In bezwaar heeft appellant gesteld dat hij de door de Svb in 2016 gestuurde brieven met betrekking tot het doen van een aanvraag niet heeft ontvangen. Hij wijt dit aan de onbetrouwbare postbezorging. Hij heeft in 2017 geen inkomen gehad en wil het ouderdomspensioen ontvangen vanaf zijn pensioengerechtigde leeftijd.
1.5.
Bij beslissing op bezwaar van 9 mei 2018 (bestreden besluit) heeft de Svb het bezwaar van appellant deels gegrond verklaard, omdat ten onrechte is uitgegaan van een aanvraag op 15 februari 2018, terwijl dit 9 februari 2018 had moeten zijn. In verband met systeemtechnische redenen wordt de ingangsdatum vastgesteld op 1 februari 2017, wat leidt tot een nabetaling van € 577,87 netto. Het bezwaar tegen de mate van terugwerkende kracht wordt ongegrond verklaard. Er is volgens de Svb geen sprake van een bijzonder geval om een langere terugwerkende kracht dan één jaar toe te passen. Mogelijke problemen met de postbezorging zijn hiervoor niet voldoende. Appellant is zelf verantwoordelijk voor het doen van een tijdige aanvraag.

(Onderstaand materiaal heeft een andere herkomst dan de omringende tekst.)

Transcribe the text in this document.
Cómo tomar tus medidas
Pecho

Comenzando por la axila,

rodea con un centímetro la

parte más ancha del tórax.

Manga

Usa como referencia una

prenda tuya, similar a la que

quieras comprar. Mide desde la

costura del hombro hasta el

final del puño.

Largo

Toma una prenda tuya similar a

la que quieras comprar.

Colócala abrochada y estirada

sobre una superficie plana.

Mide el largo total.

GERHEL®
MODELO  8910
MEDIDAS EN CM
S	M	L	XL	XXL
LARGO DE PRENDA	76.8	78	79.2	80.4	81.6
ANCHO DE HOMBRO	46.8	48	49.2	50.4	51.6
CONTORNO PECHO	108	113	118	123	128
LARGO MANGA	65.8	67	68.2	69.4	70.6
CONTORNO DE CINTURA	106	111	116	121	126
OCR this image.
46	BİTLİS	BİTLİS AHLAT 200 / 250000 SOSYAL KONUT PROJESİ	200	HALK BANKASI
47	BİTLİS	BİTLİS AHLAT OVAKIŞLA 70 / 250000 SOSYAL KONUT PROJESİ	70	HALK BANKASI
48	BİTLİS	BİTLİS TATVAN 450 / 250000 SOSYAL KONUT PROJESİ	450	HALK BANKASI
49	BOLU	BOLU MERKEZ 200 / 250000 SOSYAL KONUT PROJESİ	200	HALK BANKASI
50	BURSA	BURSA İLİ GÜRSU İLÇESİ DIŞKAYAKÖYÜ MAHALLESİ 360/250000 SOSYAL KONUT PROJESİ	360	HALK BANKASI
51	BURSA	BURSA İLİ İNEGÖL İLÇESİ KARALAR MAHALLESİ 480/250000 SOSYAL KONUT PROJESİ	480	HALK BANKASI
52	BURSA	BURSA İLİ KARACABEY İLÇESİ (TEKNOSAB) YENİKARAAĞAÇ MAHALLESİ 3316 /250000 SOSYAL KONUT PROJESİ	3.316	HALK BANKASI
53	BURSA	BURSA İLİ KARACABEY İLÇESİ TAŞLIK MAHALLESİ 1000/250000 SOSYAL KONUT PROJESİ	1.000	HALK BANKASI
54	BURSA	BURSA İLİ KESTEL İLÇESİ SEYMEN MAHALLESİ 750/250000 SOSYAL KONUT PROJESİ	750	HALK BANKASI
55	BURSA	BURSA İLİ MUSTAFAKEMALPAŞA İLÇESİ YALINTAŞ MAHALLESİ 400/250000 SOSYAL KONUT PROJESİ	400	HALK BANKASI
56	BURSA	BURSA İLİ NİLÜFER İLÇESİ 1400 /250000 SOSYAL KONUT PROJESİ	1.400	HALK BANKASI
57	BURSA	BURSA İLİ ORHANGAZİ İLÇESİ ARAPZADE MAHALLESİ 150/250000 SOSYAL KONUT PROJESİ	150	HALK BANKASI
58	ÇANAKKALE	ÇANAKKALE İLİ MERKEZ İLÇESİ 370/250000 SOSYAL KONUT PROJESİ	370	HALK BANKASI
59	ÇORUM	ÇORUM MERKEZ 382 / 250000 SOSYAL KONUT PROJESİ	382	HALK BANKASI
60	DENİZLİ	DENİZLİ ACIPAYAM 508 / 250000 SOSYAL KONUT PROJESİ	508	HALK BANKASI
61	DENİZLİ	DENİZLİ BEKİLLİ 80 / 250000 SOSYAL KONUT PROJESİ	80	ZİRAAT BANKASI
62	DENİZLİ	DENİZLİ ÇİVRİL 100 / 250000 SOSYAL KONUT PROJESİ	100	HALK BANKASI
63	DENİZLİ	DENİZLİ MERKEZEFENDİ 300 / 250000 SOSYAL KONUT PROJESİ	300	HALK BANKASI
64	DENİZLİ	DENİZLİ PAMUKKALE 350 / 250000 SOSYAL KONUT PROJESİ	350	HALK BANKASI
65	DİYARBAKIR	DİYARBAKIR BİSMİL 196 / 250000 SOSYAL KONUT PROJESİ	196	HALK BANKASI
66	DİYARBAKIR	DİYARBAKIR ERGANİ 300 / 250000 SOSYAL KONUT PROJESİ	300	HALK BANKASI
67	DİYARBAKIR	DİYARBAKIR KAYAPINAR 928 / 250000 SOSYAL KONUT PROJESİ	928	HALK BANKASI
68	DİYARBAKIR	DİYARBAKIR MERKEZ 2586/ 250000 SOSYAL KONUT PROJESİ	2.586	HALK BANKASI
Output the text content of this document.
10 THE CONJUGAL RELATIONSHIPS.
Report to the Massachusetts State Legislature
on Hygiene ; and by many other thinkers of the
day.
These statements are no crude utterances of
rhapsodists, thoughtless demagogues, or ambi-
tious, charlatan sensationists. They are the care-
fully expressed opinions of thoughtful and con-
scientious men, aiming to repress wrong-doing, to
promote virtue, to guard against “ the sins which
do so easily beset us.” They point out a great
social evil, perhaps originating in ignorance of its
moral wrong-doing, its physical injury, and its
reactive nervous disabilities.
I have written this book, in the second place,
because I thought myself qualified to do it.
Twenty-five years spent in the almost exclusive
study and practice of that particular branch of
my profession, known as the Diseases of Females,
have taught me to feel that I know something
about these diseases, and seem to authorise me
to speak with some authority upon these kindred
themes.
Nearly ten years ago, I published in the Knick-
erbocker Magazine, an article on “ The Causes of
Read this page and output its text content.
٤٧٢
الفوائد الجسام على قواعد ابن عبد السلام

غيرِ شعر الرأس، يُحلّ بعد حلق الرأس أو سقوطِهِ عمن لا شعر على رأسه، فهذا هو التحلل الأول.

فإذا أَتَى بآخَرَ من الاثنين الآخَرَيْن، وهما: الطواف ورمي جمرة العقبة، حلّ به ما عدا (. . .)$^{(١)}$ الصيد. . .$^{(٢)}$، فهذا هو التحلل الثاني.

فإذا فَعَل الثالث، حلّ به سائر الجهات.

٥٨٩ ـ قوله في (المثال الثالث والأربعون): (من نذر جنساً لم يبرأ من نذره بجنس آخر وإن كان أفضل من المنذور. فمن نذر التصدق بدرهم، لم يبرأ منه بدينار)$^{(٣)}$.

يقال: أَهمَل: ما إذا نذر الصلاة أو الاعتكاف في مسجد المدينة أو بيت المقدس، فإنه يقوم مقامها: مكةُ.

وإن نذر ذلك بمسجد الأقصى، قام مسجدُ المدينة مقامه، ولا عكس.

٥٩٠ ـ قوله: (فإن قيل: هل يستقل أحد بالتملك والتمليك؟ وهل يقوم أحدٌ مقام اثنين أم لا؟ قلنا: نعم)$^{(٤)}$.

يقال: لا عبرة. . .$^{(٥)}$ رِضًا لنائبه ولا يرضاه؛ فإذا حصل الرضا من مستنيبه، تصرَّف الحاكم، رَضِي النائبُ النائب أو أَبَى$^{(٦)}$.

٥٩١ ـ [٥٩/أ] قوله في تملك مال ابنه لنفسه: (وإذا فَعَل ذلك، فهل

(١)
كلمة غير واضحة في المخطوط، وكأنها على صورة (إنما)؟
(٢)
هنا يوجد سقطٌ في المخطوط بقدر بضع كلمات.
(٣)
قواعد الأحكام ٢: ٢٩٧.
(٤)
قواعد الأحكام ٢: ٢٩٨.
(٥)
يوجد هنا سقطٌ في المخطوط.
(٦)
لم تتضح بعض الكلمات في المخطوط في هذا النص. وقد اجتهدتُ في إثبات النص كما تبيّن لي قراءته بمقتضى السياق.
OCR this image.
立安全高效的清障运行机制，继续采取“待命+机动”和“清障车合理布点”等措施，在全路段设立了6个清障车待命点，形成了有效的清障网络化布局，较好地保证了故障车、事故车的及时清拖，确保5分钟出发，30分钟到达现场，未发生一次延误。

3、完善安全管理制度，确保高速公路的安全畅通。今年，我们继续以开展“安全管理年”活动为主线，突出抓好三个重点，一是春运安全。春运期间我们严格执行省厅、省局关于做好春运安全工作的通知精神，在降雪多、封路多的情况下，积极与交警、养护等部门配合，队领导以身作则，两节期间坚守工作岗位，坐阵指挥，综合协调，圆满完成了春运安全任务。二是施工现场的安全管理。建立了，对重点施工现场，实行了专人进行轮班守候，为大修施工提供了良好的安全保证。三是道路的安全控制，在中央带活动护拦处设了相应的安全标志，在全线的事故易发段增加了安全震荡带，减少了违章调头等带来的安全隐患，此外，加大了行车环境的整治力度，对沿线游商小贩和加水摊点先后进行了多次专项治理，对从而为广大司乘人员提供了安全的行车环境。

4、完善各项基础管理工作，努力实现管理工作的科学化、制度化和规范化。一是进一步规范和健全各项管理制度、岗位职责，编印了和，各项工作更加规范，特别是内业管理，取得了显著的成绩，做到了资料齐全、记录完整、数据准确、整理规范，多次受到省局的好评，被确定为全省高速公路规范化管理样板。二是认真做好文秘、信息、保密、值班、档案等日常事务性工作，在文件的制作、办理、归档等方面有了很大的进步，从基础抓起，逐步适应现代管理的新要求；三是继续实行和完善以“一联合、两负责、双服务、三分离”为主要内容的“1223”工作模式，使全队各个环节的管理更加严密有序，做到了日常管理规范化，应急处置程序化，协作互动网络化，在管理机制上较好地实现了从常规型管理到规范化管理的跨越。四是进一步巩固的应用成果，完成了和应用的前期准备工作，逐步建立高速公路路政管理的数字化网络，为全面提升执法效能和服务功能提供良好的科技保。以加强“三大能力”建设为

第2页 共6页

2. Bij de aangevallen uitspraak heeft de rechtbank het beroep tegen het bestreden besluit ongegrond verklaard. Daarbij heeft de rechtbank - onder verwijzing naar
artikel 16, tweede lid, van de AOW en het daarop gebaseerde beleid van de Svb - geoordeeld dat de Svb de situatie van appellant terecht niet als een bijzonder geval heeft aangemerkt. Nu geen sprake is van een bijzonder geval wordt niet toegekomen aan de vraag of sprake is van financiële hardheid. Met de aanpassing van de ingangsdatum naar 1 februari 2017 is gekozen voor een praktische oplossing, die niet nadelig is voor appellant en daarom is toegestaan. Appellant heeft recht op een ouderdomspensioen op grond van de AOW vanaf
1 februari 2017 en daarmee ook op de nabetaling.
3.1.
Appellant heeft in hoger beroep aangevoerd dat zijn bezwaren alleen waren gericht tegen de mate van terugwerkende kracht van zijn ouderdomspensioen. Hij vindt dat hij recht heeft op ouderdomspensioen vanaf 15 november 2016. Hij heeft de aanvraag zo laat gedaan, omdat hij niet wist bij wie hij de aanvraag moest indienen en hij geen digitale middelen heeft om dit uit te zoeken. Zijn bezwaren waren niet gericht tegen de aanvankelijk door de Svb gehanteerde aanvraagdatum 15 februari 2018 vanaf welke datum de ingangsdatum van zijn ouderdomspensioen was gerekend. Als voor hem als aanvraagdatum 9 februari 2018 moet gelden dan is hij het principieel niet eens met de wijziging van de ingangsdatum van
15 februari 2017 naar 1 februari 2017. Appellant ziet dit als een vorm van diefstal van de samenleving.
3.2.
De Svb heeft bevestiging van de aangevallen uitspraak bepleit.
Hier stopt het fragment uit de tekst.